Official registered versions of MLJBase 0.1.1, MLJModels 0.1.1, MLJ 0.1.1 released

  • Minor revisions to the repos, doc updates, and a small breaking change around scitype method names and associated traits. Resolves: #119

unversioned commits 12 April 2019 (around 00:10, GMT)

  • Added out-of-bag estimates for performance in homogeneous ensembles. Resolves: #77

unversioned commits 11 April 2019 (before noon, GMT)

  • Removed dependency on unregistered package TOML.jl (using, Pkg.TOML instead). Resolves #113

unversioned commits 8 April 2019 (some time after 20:00 GMT)

  • Addition of XGBoost models XGBoostRegressor, XGBoostClassifier and XGBoostCount.

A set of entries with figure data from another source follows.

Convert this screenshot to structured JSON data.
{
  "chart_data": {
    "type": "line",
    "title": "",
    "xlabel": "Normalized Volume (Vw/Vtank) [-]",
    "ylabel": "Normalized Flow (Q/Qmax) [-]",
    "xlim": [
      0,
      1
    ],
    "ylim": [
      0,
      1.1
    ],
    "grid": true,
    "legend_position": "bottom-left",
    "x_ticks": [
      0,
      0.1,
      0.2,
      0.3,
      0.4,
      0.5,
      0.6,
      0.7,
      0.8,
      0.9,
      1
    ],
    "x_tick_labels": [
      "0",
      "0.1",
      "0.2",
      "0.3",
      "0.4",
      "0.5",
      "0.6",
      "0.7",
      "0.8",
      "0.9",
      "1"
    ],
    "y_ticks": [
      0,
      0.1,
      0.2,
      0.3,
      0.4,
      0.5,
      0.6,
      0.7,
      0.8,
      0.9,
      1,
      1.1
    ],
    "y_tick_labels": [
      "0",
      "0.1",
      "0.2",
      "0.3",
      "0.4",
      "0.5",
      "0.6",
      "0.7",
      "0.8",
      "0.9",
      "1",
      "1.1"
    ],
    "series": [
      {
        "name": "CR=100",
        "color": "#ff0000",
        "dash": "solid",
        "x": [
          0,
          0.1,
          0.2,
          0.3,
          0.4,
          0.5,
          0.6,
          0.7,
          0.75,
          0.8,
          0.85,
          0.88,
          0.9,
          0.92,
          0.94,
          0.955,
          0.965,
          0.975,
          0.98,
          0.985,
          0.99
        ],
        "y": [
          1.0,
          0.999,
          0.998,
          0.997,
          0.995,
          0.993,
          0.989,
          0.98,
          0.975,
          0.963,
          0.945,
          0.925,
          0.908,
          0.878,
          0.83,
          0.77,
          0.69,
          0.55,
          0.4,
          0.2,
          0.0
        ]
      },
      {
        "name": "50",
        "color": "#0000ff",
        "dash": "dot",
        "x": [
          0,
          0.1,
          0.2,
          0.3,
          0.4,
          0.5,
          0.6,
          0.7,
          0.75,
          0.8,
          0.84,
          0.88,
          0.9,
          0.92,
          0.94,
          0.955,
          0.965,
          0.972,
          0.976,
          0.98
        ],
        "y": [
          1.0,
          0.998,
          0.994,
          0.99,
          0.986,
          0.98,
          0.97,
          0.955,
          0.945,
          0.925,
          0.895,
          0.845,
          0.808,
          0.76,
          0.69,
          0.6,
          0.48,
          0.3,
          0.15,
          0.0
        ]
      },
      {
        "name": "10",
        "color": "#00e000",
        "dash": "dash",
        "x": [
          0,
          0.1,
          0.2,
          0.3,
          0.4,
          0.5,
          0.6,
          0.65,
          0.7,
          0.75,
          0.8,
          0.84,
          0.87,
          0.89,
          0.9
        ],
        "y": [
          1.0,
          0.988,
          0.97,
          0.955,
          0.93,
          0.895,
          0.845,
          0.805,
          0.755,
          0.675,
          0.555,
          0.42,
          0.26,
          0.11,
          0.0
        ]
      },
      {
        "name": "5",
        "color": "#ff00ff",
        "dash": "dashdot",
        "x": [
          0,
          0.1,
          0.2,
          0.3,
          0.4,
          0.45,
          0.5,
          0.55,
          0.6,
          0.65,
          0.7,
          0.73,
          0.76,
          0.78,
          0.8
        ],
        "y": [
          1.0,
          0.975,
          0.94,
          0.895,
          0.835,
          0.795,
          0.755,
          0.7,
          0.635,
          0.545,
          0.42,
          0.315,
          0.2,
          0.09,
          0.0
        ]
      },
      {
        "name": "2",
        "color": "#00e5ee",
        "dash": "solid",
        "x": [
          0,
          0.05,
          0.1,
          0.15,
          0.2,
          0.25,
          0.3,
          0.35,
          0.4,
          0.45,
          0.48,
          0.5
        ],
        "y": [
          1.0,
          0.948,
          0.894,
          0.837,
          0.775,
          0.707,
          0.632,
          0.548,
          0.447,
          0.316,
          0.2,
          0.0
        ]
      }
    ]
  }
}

Resolves #65.

  • Documentation reorganized as GitHub pages. Includes some additions but still a work in progress.

unversioned commits 1 March 2019 (some time after 03:50 GMT)

  • Addition of "scientific type" hierarchy, including Continuous, Discrete, Multiclass, and Other subtypes of Found (to complement Missing). See Getting Started for more one this. Resolves: #86

  • Revamp of model traits to take advantage of scientific types, with output_kind replaced with target_scitype_union, input_kind replaced with input_scitype. Also, output_quantity dropped, input_quantity replaced with Bool-valued input_is_multivariate, and is_pure_julia made Bool-valued. Trait definitions in all model implementations and effected meta-algorithms have been updated. Related: #81

  • Substantial update of the core guide Adding New Models to reflect above changes and in response to new model implementer queries. Some design "decisions" regarding multivariate targets now explict there.

  • the order the y and yhat arguments of measures (aka loss functions) have been reversed. Progress on: #91

  • Update of Standardizer and OneHotEncoder to mesh with new scitypes.

  • New improved task constructors infer task metadata from data scitypes. This brings us close to a simple implementation of basic task-model matching. Query the doc-strings for SupervisedTask and UnsupervisedTask for details. Machines can now dispatch on tasks instead of X and y. A task, task, is now callable: task() returns (X, y) for supervised models, and X for unsupervised models. Progress on: #86

  • the data in the load_ames() test task has been replaced by the full data set, and load_reduced_ames() now loads a reduced set.